The results of the kinetic experiments and polymerase assays at limiting levels of dNTP substrates indicated that the elongation rate of polymerases containing YMDD mutations would be slower than the elongation rate of wt polymerase in HepG2 cells. In order to test this hypothesis, the extent of DNA polymerization within core particles of wt and YMDD-mutant HBV grown in HepG2 cells was measured. The results showed that in a population of core particles that had polymerized at least the first 200 nt of DNA, a much greater number of wt core particles than of YMDD-mutant core particles had extended polymerization by at least 5,000 nt, which is twice as many wt core particles as LMMV or LMMI core particles and three times as many wt core particles as MI core particles.

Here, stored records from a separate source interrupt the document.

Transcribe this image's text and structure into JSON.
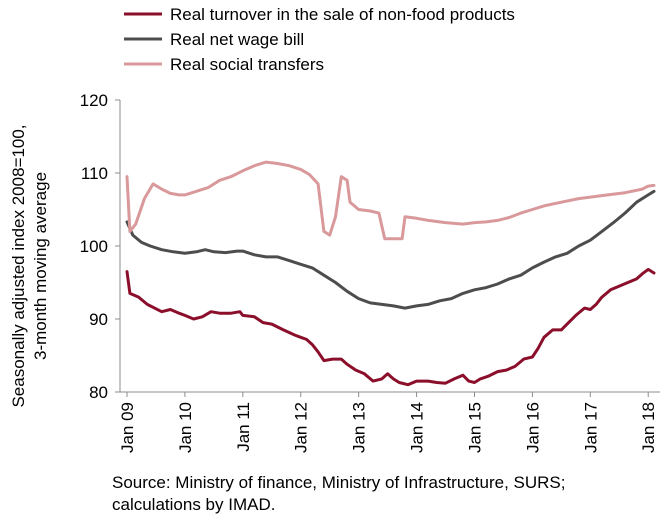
{
  "chart_data": {
    "type": "line",
    "title": "",
    "xlabel": "",
    "ylabel": "Seasonally adjusted index 2008=100, 3-month moving average",
    "ylabel_lines": [
      "Seasonally adjusted index 2008=100,",
      "3-month moving average"
    ],
    "ylim": [
      80,
      120
    ],
    "yticks": [
      "80",
      "90",
      "100",
      "110",
      "120"
    ],
    "xticks": [
      "Jan 09",
      "Jan 10",
      "Jan 11",
      "Jan 12",
      "Jan 13",
      "Jan 14",
      "Jan 15",
      "Jan 16",
      "Jan 17",
      "Jan 18"
    ],
    "grid": false,
    "legend_position": "top",
    "series": [
      {
        "name": "Real turnover in the sale of non-food products",
        "color": "#8b0f2a",
        "points": [
          [
            2009.0,
            96.5
          ],
          [
            2009.05,
            93.5
          ],
          [
            2009.2,
            93
          ],
          [
            2009.35,
            92
          ],
          [
            2009.6,
            91
          ],
          [
            2009.75,
            91.3
          ],
          [
            2009.9,
            90.8
          ],
          [
            2010.0,
            90.5
          ],
          [
            2010.15,
            90
          ],
          [
            2010.3,
            90.3
          ],
          [
            2010.45,
            91
          ],
          [
            2010.6,
            90.8
          ],
          [
            2010.8,
            90.8
          ],
          [
            2010.95,
            91
          ],
          [
            2011.0,
            90.5
          ],
          [
            2011.2,
            90.3
          ],
          [
            2011.35,
            89.5
          ],
          [
            2011.5,
            89.3
          ],
          [
            2011.7,
            88.5
          ],
          [
            2011.9,
            87.8
          ],
          [
            2012.0,
            87.5
          ],
          [
            2012.1,
            87.2
          ],
          [
            2012.2,
            86.5
          ],
          [
            2012.3,
            85.5
          ],
          [
            2012.4,
            84.3
          ],
          [
            2012.55,
            84.5
          ],
          [
            2012.7,
            84.5
          ],
          [
            2012.8,
            83.8
          ],
          [
            2012.95,
            83
          ],
          [
            2013.1,
            82.5
          ],
          [
            2013.25,
            81.5
          ],
          [
            2013.4,
            81.8
          ],
          [
            2013.5,
            82.5
          ],
          [
            2013.6,
            81.8
          ],
          [
            2013.7,
            81.3
          ],
          [
            2013.85,
            81
          ],
          [
            2014.0,
            81.5
          ],
          [
            2014.2,
            81.5
          ],
          [
            2014.35,
            81.3
          ],
          [
            2014.5,
            81.2
          ],
          [
            2014.65,
            81.8
          ],
          [
            2014.8,
            82.3
          ],
          [
            2014.9,
            81.5
          ],
          [
            2015.0,
            81.3
          ],
          [
            2015.1,
            81.8
          ],
          [
            2015.25,
            82.2
          ],
          [
            2015.4,
            82.8
          ],
          [
            2015.55,
            83
          ],
          [
            2015.7,
            83.5
          ],
          [
            2015.85,
            84.5
          ],
          [
            2016.0,
            84.8
          ],
          [
            2016.1,
            86
          ],
          [
            2016.2,
            87.5
          ],
          [
            2016.35,
            88.5
          ],
          [
            2016.5,
            88.5
          ],
          [
            2016.6,
            89.3
          ],
          [
            2016.75,
            90.5
          ],
          [
            2016.9,
            91.5
          ],
          [
            2017.0,
            91.3
          ],
          [
            2017.1,
            92
          ],
          [
            2017.2,
            93
          ],
          [
            2017.35,
            94
          ],
          [
            2017.5,
            94.5
          ],
          [
            2017.65,
            95
          ],
          [
            2017.8,
            95.5
          ],
          [
            2017.9,
            96.2
          ],
          [
            2018.0,
            96.8
          ],
          [
            2018.1,
            96.3
          ]
        ]
      },
      {
        "name": "Real net wage bill",
        "color": "#4d4d4d",
        "points": [
          [
            2009.0,
            103.3
          ],
          [
            2009.1,
            101.5
          ],
          [
            2009.25,
            100.5
          ],
          [
            2009.4,
            100
          ],
          [
            2009.6,
            99.5
          ],
          [
            2009.8,
            99.2
          ],
          [
            2010.0,
            99
          ],
          [
            2010.2,
            99.2
          ],
          [
            2010.35,
            99.5
          ],
          [
            2010.5,
            99.2
          ],
          [
            2010.7,
            99.1
          ],
          [
            2010.9,
            99.3
          ],
          [
            2011.0,
            99.3
          ],
          [
            2011.2,
            98.8
          ],
          [
            2011.4,
            98.5
          ],
          [
            2011.6,
            98.5
          ],
          [
            2011.8,
            98
          ],
          [
            2012.0,
            97.5
          ],
          [
            2012.2,
            97
          ],
          [
            2012.4,
            96
          ],
          [
            2012.6,
            95
          ],
          [
            2012.8,
            93.8
          ],
          [
            2013.0,
            92.8
          ],
          [
            2013.2,
            92.2
          ],
          [
            2013.4,
            92
          ],
          [
            2013.6,
            91.8
          ],
          [
            2013.8,
            91.5
          ],
          [
            2014.0,
            91.8
          ],
          [
            2014.2,
            92
          ],
          [
            2014.4,
            92.5
          ],
          [
            2014.6,
            92.8
          ],
          [
            2014.8,
            93.5
          ],
          [
            2015.0,
            94
          ],
          [
            2015.2,
            94.3
          ],
          [
            2015.4,
            94.8
          ],
          [
            2015.6,
            95.5
          ],
          [
            2015.8,
            96
          ],
          [
            2016.0,
            97
          ],
          [
            2016.2,
            97.8
          ],
          [
            2016.4,
            98.5
          ],
          [
            2016.6,
            99
          ],
          [
            2016.8,
            100
          ],
          [
            2017.0,
            100.8
          ],
          [
            2017.2,
            102
          ],
          [
            2017.4,
            103.2
          ],
          [
            2017.6,
            104.5
          ],
          [
            2017.8,
            106
          ],
          [
            2018.0,
            107
          ],
          [
            2018.1,
            107.5
          ]
        ]
      },
      {
        "name": "Real social transfers",
        "color": "#d9999b",
        "points": [
          [
            2009.0,
            109.5
          ],
          [
            2009.05,
            102
          ],
          [
            2009.15,
            103
          ],
          [
            2009.3,
            106.5
          ],
          [
            2009.45,
            108.5
          ],
          [
            2009.6,
            107.8
          ],
          [
            2009.75,
            107.2
          ],
          [
            2009.9,
            107
          ],
          [
            2010.0,
            107
          ],
          [
            2010.2,
            107.5
          ],
          [
            2010.4,
            108
          ],
          [
            2010.6,
            109
          ],
          [
            2010.8,
            109.5
          ],
          [
            2011.0,
            110.3
          ],
          [
            2011.2,
            111
          ],
          [
            2011.4,
            111.5
          ],
          [
            2011.6,
            111.3
          ],
          [
            2011.8,
            111
          ],
          [
            2012.0,
            110.5
          ],
          [
            2012.15,
            109.8
          ],
          [
            2012.3,
            108.5
          ],
          [
            2012.4,
            102
          ],
          [
            2012.5,
            101.5
          ],
          [
            2012.6,
            104
          ],
          [
            2012.7,
            109.5
          ],
          [
            2012.8,
            109
          ],
          [
            2012.85,
            106
          ],
          [
            2013.0,
            105
          ],
          [
            2013.2,
            104.8
          ],
          [
            2013.35,
            104.5
          ],
          [
            2013.45,
            101
          ],
          [
            2013.6,
            101
          ],
          [
            2013.75,
            101
          ],
          [
            2013.8,
            104
          ],
          [
            2014.0,
            103.8
          ],
          [
            2014.2,
            103.5
          ],
          [
            2014.5,
            103.2
          ],
          [
            2014.8,
            103
          ],
          [
            2015.0,
            103.2
          ],
          [
            2015.2,
            103.3
          ],
          [
            2015.4,
            103.5
          ],
          [
            2015.6,
            103.9
          ],
          [
            2015.8,
            104.5
          ],
          [
            2016.0,
            105
          ],
          [
            2016.2,
            105.5
          ],
          [
            2016.5,
            106
          ],
          [
            2016.8,
            106.5
          ],
          [
            2017.0,
            106.7
          ],
          [
            2017.3,
            107
          ],
          [
            2017.6,
            107.3
          ],
          [
            2017.9,
            107.8
          ],
          [
            2018.0,
            108.2
          ],
          [
            2018.1,
            108.3
          ]
        ]
      }
    ]
  },
  "source_note": "Source: Ministry of finance, Ministry of Infrastructure, SURS; calculations by IMAD."
}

In summary, the results presented in this paper confirm the lower replication efficiency of YMDD-mutant HBV strains and show that they have reduced fitness. The YMDD-mutant polymerases have a lowered affinity for the natural dNTP substrates used for viral DNA replication, and cells capable of supporting HBV replication have intracellular concentrations of dNTPs that are low enough to influence the differences in the enzymatic rates between YMDD-mutant polymerases and wt polymerase.